Est-ce que le changement, c’est de voter Mario Dumont?

Non, ce n’est pas ça le changement. Et nous, nous avons le pouvoir d’en parler autour de nous. De convaincre une personne, qui peut en convaincre une autre ensuite. Nous avons non seulement le pouvoir, mais la responsabilité de le faire, de se battre pour protéger ce que nos parents et grands-parents ont construit. Nous devons dénoncer le populisme de droite quand nous l’apercevons. Nous devons dénoncer les menaces face à l’État et à sa capacité de redistribuer la richesse.

Mais surtout: nous devons faire comprendre à tous que l’ADQ ne propose rien de neuf et que partout où ses idées politiques ont été appliquées la pauvreté a augmenté et le tissu social s’est désintégré.

Parce que chaque vote compte. Nous avons le pouvoir. De faire la différence.

Mise à jour (samedi, 10h00):

Un texte très intéressant à lire qui parle de la place de plus en plus grande de la droite au sein du système politique actuel: Quiz : où commence la satire ?
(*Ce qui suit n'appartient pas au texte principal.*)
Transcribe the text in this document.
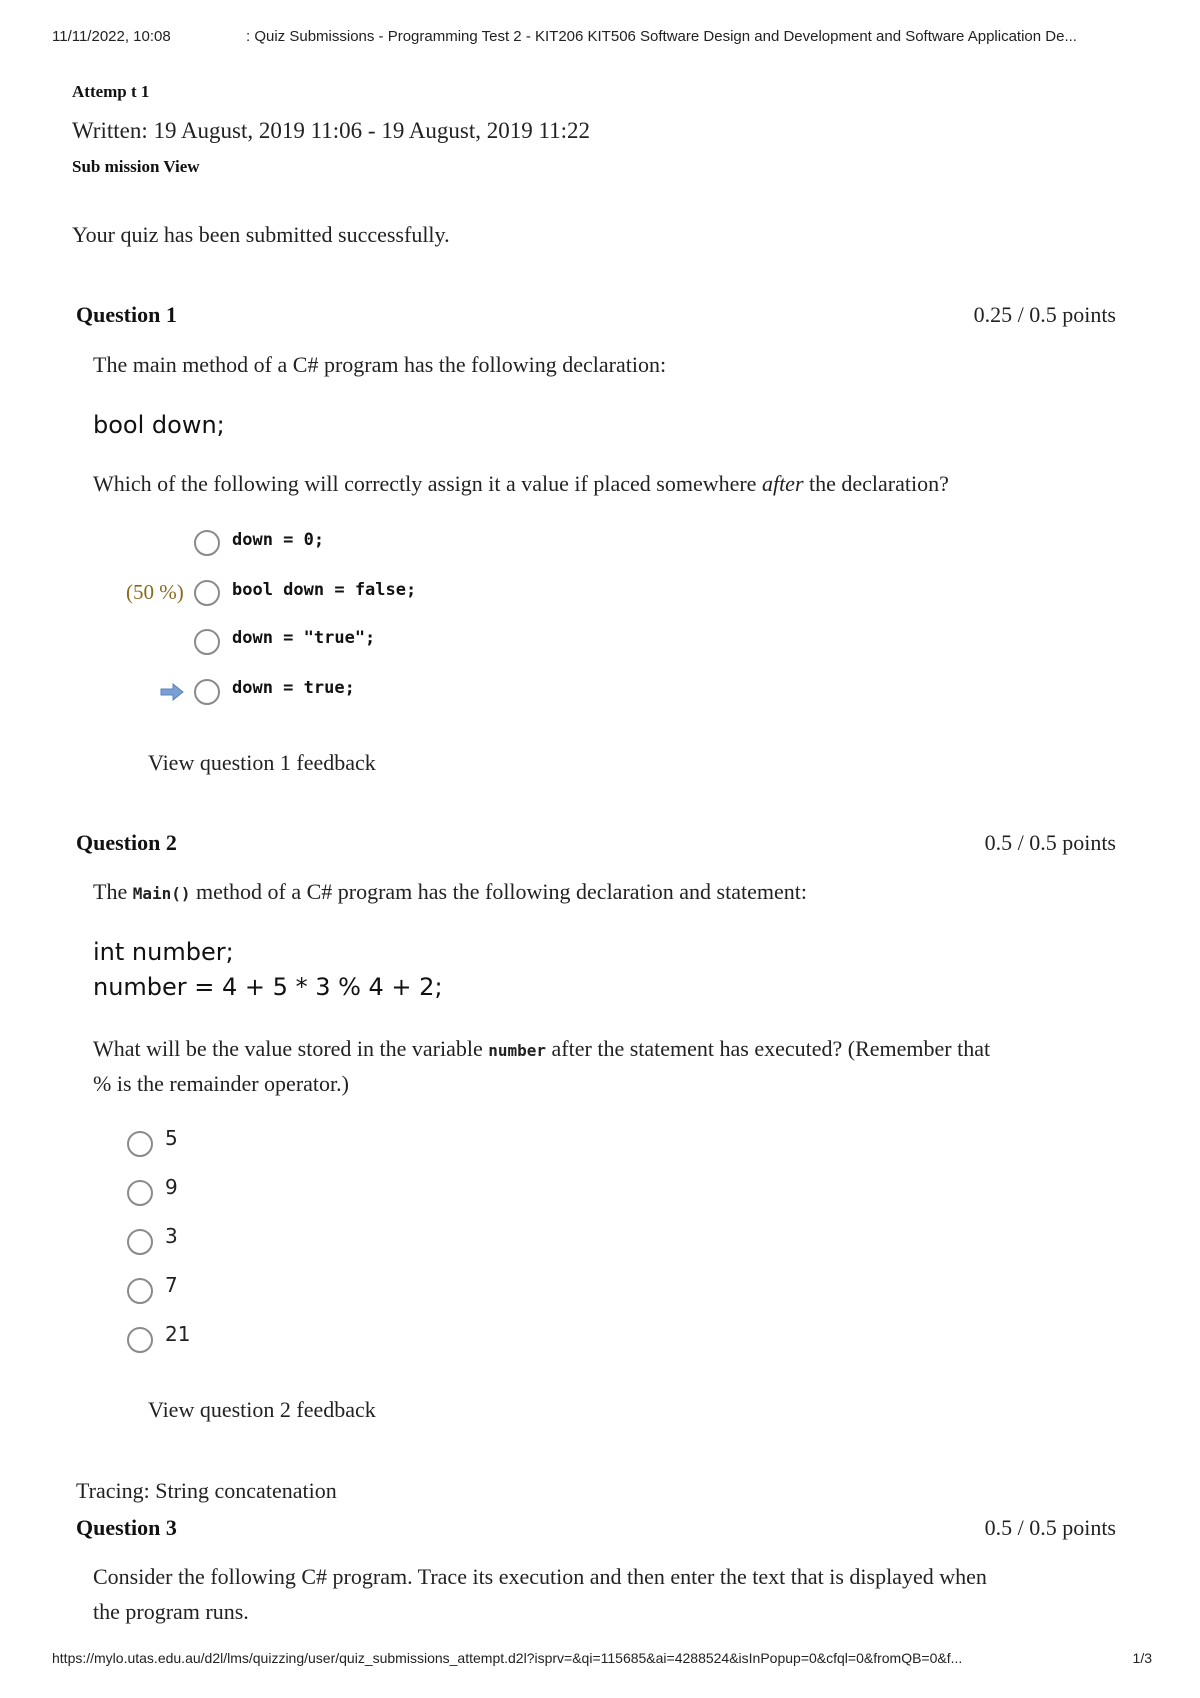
11/11/2022, 10:08	: Quiz Submissions - Programming Test 2 - KIT206 KIT506 Software Design and Development and Software Application De...
Attemp t 1
Written: 19 August, 2019 11:06 - 19 August, 2019 11:22
Sub mission View
Your quiz has been submitted successfully.
Question 1	0.25 / 0.5 points
The main method of a C# program has the following declaration:
bool down;
Which of the following will correctly assign it a value if placed somewhere after the declaration?
down = 0;
(50 %)	bool down = false;
down = "true";
down = true;
View question 1 feedback
Question 2	0.5 / 0.5 points
The Main() method of a C# program has the following declaration and statement:
int number;
number = 4 + 5 * 3 % 4 + 2;
What will be the value stored in the variable number after the statement has executed? (Remember that
% is the remainder operator.)
5
9
3
7
21
View question 2 feedback
Tracing: String concatenation
Question 3	0.5 / 0.5 points
Consider the following C# program. Trace its execution and then enter the text that is displayed when
the program runs.
https://mylo.utas.edu.au/d2l/lms/quizzing/user/quiz_submissions_attempt.d2l?isprv=&qi=115685&ai=4288524&isInPopup=0&cfql=0&fromQB=0&f...	1/3
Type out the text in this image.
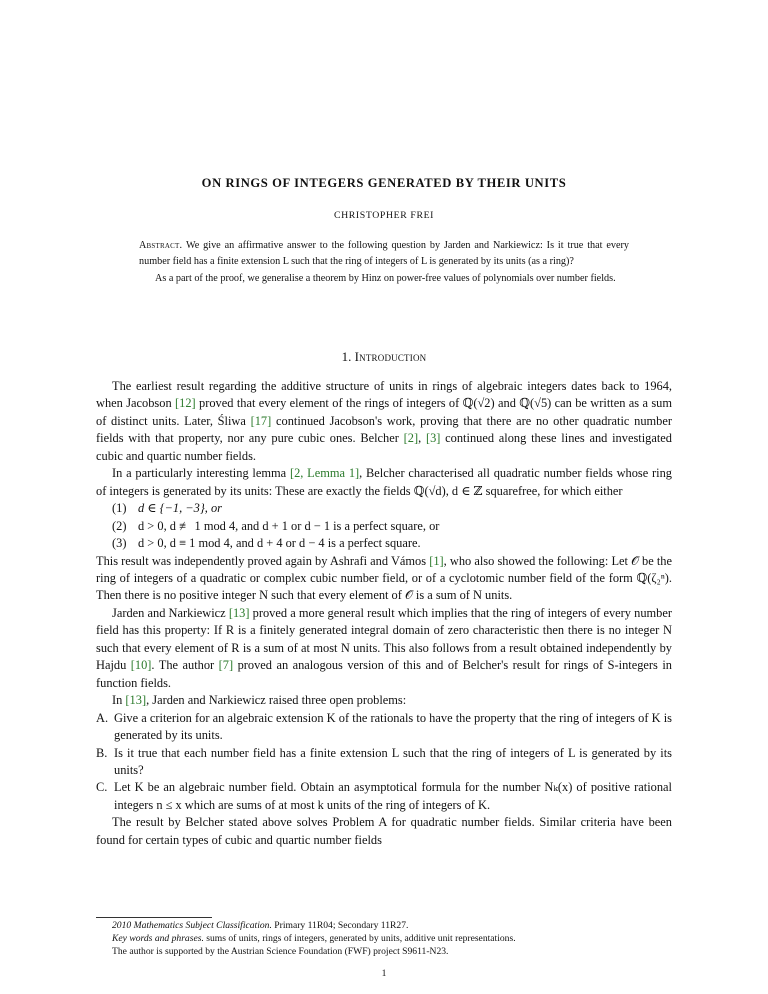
ON RINGS OF INTEGERS GENERATED BY THEIR UNITS
CHRISTOPHER FREI

Abstract. We give an affirmative answer to the following question by Jarden and Narkiewicz: Is it true that every number field has a finite extension L such that the ring of integers of L is generated by its units (as a ring)?

As a part of the proof, we generalise a theorem by Hinz on power-free values of polynomials over number fields.

1. Introduction

The earliest result regarding the additive structure of units in rings of algebraic integers dates back to 1964, when Jacobson [12] proved that every element of the rings of integers of ℚ(√2) and ℚ(√5) can be written as a sum of distinct units. Later, Śliwa [17] continued Jacobson's work, proving that there are no other quadratic number fields with that property, nor any pure cubic ones. Belcher [2], [3] continued along these lines and investigated cubic and quartic number fields.

In a particularly interesting lemma [2, Lemma 1], Belcher characterised all quadratic number fields whose ring of integers is generated by its units: These are exactly the fields ℚ(√d), d ∈ ℤ squarefree, for which either

(1) d ∈ {−1, −3}, or
(2) d > 0, d ≢ 1 mod 4, and d + 1 or d − 1 is a perfect square, or
(3) d > 0, d ≡ 1 mod 4, and d + 4 or d − 4 is a perfect square.

This result was independently proved again by Ashrafi and Vámos [1], who also showed the following: Let 𝒪 be the ring of integers of a quadratic or complex cubic number field, or of a cyclotomic number field of the form ℚ(ζ₂ⁿ). Then there is no positive integer N such that every element of 𝒪 is a sum of N units.

Jarden and Narkiewicz [13] proved a more general result which implies that the ring of integers of every number field has this property: If R is a finitely generated integral domain of zero characteristic then there is no integer N such that every element of R is a sum of at most N units. This also follows from a result obtained independently by Hajdu [10]. The author [7] proved an analogous version of this and of Belcher's result for rings of S-integers in function fields.

In [13], Jarden and Narkiewicz raised three open problems:

A. Give a criterion for an algebraic extension K of the rationals to have the property that the ring of integers of K is generated by its units.
B. Is it true that each number field has a finite extension L such that the ring of integers of L is generated by its units?
C. Let K be an algebraic number field. Obtain an asymptotical formula for the number Nₖ(x) of positive rational integers n ≤ x which are sums of at most k units of the ring of integers of K.

The result by Belcher stated above solves Problem A for quadratic number fields. Similar criteria have been found for certain types of cubic and quartic number fields

2010 Mathematics Subject Classification. Primary 11R04; Secondary 11R27.

Key words and phrases. sums of units, rings of integers, generated by units, additive unit representations.

The author is supported by the Austrian Science Foundation (FWF) project S9611-N23.

1
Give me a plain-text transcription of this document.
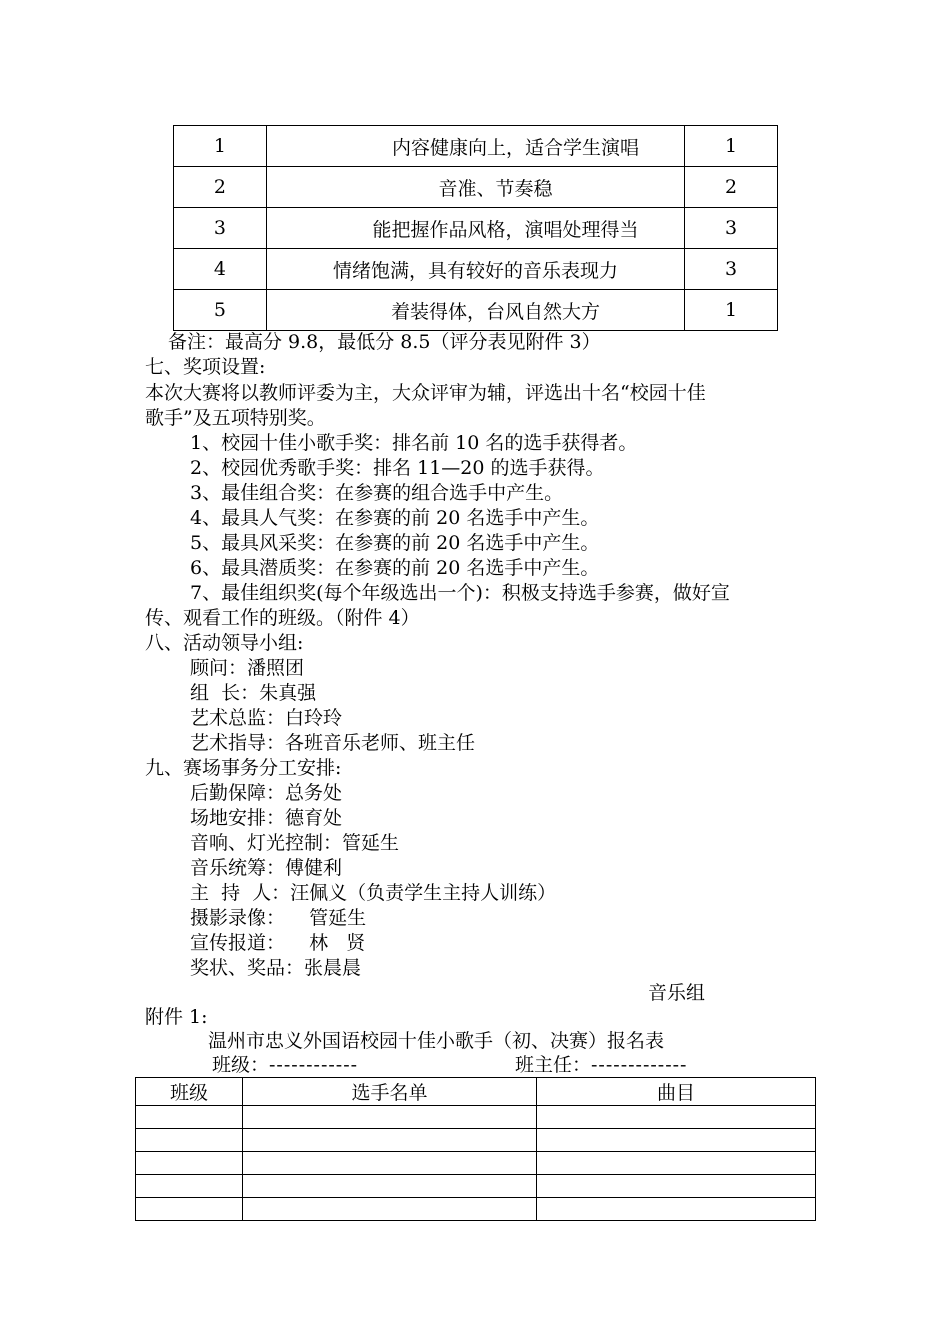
1	内容健康向上，适合学生演唱	1
2	音准、节奏稳	2
3	能把握作品风格，演唱处理得当	3
4	情绪饱满，具有较好的音乐表现力	3
5	着装得体，台风自然大方	1
备注：最高分 9.8，最低分 8.5（评分表见附件 3）
七、奖项设置:
本次大赛将以教师评委为主，大众评审为辅，评选出十名“校园十佳
歌手”及五项特别奖。
1、校园十佳小歌手奖：排名前 10 名的选手获得者。
2、校园优秀歌手奖：排名 11—20 的选手获得。
3、最佳组合奖：在参赛的组合选手中产生。
4、最具人气奖：在参赛的前 20 名选手中产生。
5、最具风采奖：在参赛的前 20 名选手中产生。
6、最具潜质奖：在参赛的前 20 名选手中产生。
7、最佳组织奖(每个年级选出一个)：积极支持选手参赛，做好宣
传、观看工作的班级。（附件 4）
八、活动领导小组:
顾问：潘照团
组  长：朱真强
艺术总监：白玲玲
艺术指导：各班音乐老师、班主任
九、赛场事务分工安排:
后勤保障：总务处
场地安排：德育处
音响、灯光控制：管延生
音乐统筹：傅健利
主  持  人：汪佩义（负责学生主持人训练）
摄影录像：    管延生
宣传报道：    林   贤
奖状、奖品：张晨晨
音乐组
附件 1:
温州市忠义外国语校园十佳小歌手（初、决赛）报名表
班级：------------	班主任：-------------
班级	选手名单	曲目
J’ai oublié un personnage important sans mon texte ci-haut: Mike Harris. Il a été élu en Ontario en se disant le champion « du gros bon sens », qui allait remettre l’Ontario au travail, la faire prospérer. S’en sont suivies des coupures dans les programmes sociaux, des privatisations, des politiques anti-syndicales féroces, et une augmentation de la pauvreté, puis, finalement, l’Ontario aujourd’hui a perdu son rôle de leader de l’économie canadienne et Harris y a laissé un héritage de cassure sociale qui prendra des années à se résorber.

Et un petit bonbon pour terminer: Maurice Duplessis. Duplessis était jeune et avait du charisme, le culte du chef était pratiquement la base de son parti, il refusait les programmes sociaux universels, il était à-plat-ventriste devant les grandes entreprises, il prônait un nationalisme mou du type autonomiste, il utilisait le patronage à outrance sous prétexte d’éliminer la bureaucratie. Maurice Duplessis a représenté l’époque la plus sombre du Québec moderne, une Grande Noirceur qu’il a été très difficile à illuminer par la suite.

Ces deux politiciens ne vous rappellent pas quelqu’un?